Precisely what an instantaneous velocity describes is no mere technicality -- it is essential to our knowledge of what motion is and how to take account of it.

The human perception of time is analog: men view time's accumulation as a continuous flow rather than a series of discrete instants -- all the better for it, of course, because there is an inexhaustible number of temporal coordinates between any two points on a linear time scale, and, were we to perceive time in discrete quanta (as some empiricist-positivist devotees of that twentieth-century doctrine known as "quantum mechanics" suggest), it would take us an infinite amount of time to perceive any finite span of time, however small, which would result in an evident logical contradiction.
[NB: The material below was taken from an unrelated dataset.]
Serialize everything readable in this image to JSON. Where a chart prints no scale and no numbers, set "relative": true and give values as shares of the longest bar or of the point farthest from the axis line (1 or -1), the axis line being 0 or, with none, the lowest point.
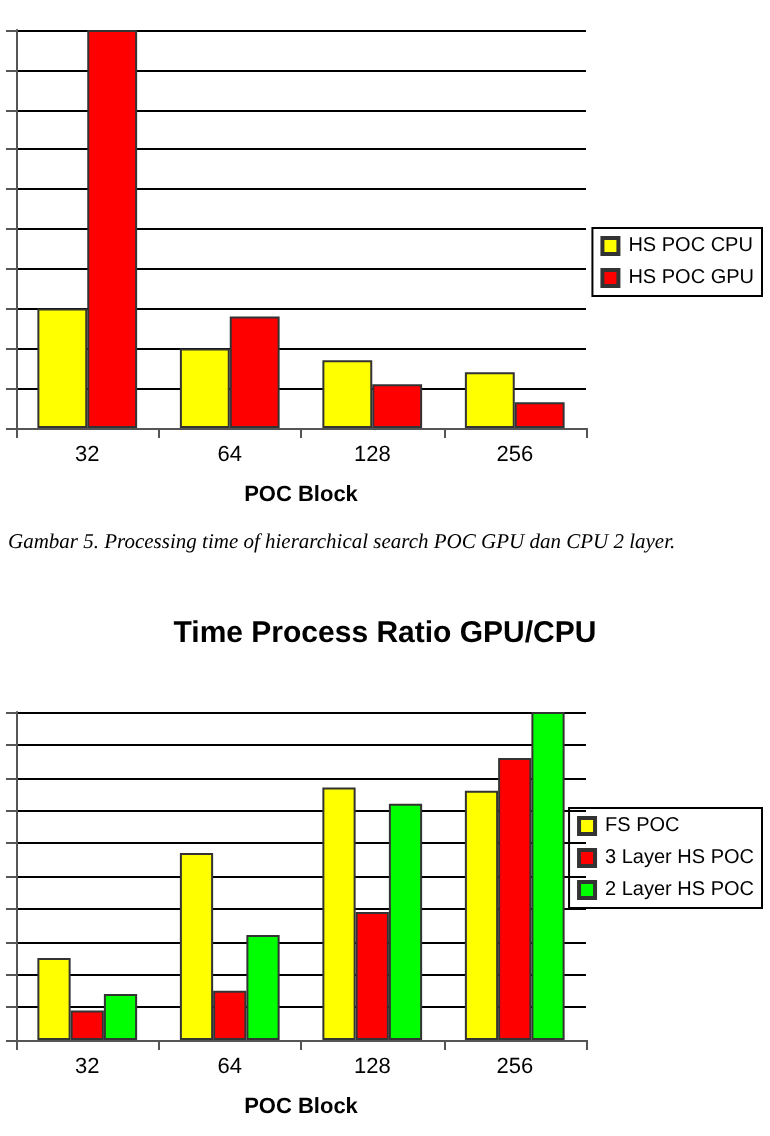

Because we cannot perceive any single instant of time, or what happens during it, we can only explain an entity's state during said instant by the model of Newtonian calculus, which extrapolates that behavior onto an analog interval of time, an interval that is accessible to human comprehension.

This is the reason why the graph of a function's derivative at a given point is the straight line tangent to that point. The tangent line most often does not correspond with the graph of the motion itself, as rates of motion tend to change for most moving objects, but it allows us insight into what course the object follows at the point along the graph to which the tangent line is drawn.